At December 31, 2024, the Company was committed to $7,203,418 in construction loans that can be drawn by the borrowers when certain conditions are met.

 

At December 31, 2023, no one entity has loans outstanding representing more than 10% of the total balance of the loans outstanding. At December 31, 2024, the Company has made loans to four different entities in the aggregate amount of $7,225,000 or 11.0% of its loan portfolio. One individual holds at least a fifty percent interest in each of the different entities. This individual is not affiliated with any officers or directors of the Company.

 

The Company generally grants loans for a term of one year. When a performing loan reaches its maturity and the borrower requests an extension, the Company may extend the term of the loan beyond one year.
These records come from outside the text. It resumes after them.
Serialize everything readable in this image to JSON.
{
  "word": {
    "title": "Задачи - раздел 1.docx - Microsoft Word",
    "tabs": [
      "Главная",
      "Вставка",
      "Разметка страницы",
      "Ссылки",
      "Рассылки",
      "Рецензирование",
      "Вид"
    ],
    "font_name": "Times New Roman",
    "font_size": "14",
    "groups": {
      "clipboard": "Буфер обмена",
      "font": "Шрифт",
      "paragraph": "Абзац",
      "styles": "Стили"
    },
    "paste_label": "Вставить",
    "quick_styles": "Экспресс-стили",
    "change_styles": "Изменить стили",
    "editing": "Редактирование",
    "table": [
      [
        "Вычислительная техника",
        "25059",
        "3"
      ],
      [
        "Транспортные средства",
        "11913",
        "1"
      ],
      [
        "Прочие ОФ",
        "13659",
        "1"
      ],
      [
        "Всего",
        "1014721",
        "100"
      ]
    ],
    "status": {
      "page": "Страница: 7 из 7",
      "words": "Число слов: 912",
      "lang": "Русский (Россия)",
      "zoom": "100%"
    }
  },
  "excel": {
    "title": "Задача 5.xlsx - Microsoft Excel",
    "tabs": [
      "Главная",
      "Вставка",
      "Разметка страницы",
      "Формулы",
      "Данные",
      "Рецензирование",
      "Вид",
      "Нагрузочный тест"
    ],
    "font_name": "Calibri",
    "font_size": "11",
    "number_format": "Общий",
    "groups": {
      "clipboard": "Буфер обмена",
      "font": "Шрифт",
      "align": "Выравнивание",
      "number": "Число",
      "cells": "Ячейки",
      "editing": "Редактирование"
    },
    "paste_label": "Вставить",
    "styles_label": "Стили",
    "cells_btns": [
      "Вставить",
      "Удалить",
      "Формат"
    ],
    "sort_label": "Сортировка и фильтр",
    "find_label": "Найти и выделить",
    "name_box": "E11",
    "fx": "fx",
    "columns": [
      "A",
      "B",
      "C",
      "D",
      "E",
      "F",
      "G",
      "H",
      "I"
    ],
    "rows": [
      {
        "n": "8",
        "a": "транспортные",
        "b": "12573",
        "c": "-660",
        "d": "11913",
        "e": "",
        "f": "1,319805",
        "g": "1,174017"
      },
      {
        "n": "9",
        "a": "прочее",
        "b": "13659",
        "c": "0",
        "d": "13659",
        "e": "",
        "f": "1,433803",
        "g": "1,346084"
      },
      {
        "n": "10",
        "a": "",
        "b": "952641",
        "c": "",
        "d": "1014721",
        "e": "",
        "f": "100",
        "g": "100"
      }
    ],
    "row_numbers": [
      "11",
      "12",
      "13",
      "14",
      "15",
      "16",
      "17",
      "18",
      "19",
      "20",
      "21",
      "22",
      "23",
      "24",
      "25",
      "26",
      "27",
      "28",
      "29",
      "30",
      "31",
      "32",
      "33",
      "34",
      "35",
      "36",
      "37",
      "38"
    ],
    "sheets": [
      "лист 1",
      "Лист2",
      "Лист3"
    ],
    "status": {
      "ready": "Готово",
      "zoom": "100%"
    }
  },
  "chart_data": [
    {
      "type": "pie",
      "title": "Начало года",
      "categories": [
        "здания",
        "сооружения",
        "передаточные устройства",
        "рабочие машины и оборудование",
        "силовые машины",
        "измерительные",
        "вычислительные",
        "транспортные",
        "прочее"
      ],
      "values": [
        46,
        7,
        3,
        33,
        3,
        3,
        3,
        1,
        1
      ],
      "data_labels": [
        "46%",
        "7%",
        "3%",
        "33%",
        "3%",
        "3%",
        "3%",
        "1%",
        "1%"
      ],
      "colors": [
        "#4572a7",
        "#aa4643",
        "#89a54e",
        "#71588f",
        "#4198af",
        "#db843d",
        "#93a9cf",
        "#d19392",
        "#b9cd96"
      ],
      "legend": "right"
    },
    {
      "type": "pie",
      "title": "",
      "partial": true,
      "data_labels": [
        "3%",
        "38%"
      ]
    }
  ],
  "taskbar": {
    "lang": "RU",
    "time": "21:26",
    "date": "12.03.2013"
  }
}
Prior to granting an extension of any loan, the Company reevaluates the underlying collateral.

 

Credit Risk

 

Credit risk profile based on loan activity as of December 31, 2024 and 2023:

   

Performing loans  Developers-Residential   Developers-Commercial   Developers-Mixed Use   Total outstanding loans 
December 31, 2024  $56,149,265   $7,380,000   $2,445,000   $65,974,265 
December 31, 2023  $64,729,403   $7,300,000   $1,019,000   $73,048,403 

 

At December 31, 2024, the Company’s loans receivable consisted of loans in the amount of $18,756, $1,520,250, $120,000, $3,725,000, $13,738,817 and $17,155,000, originally due or committed to lend to borrowers in 2016, 2020, 2021, 2022, 2023 and 2024, respectively. At December 31, 2023, the Company’s loans receivable consisted of loans in the amount of $33,343, $760,433, $2,210,250, $1,854,000, $7,225,000 and $20,480,886, originally due or committed to lend to borrowers in 2016, 2019, 2020, 2021, 2022 and 2023, respectively.

 

Generally, borrowers are paying their interest, and the Company receives a fee in connection with the extension of the loans. In all instances, except as described below, the borrowers have either signed an extension agreement or are in the process of signing an extension. Accordingly, at December 31, 2024, no loan impairments exist and there are no provisions for impairment credit losses of loans or recoveries thereof.

 

 

During February 2023, the Company sold one of its loans receivable at its face value of $485,000. Mr. Assaf Ran, the Company’s President and Chief Executive Officer, participated in such acquisition in the amount of $152,000. In addition, in June 2023, the Company filed a foreclosure lawsuit relating to one property, as a result of a deed transfer from a borrower to a buyer without the Company’s consent. In that instance, the buyer of the property on which the Company had a valid mortgage suffered a data breach which resulted in the failure of the buyer to remit the funds needed for the loan payoff. In October 2023, the Company received the entire payoff amount for the loan receivable, including all unpaid fees, to rectify the situation.

 

Subsequent to the balance sheet date, approximately $11,670,000 of the loans receivable at December 31, 2024 were paid down or paid off, including approximately $6,328,000 originally due on or before December 31, 2024.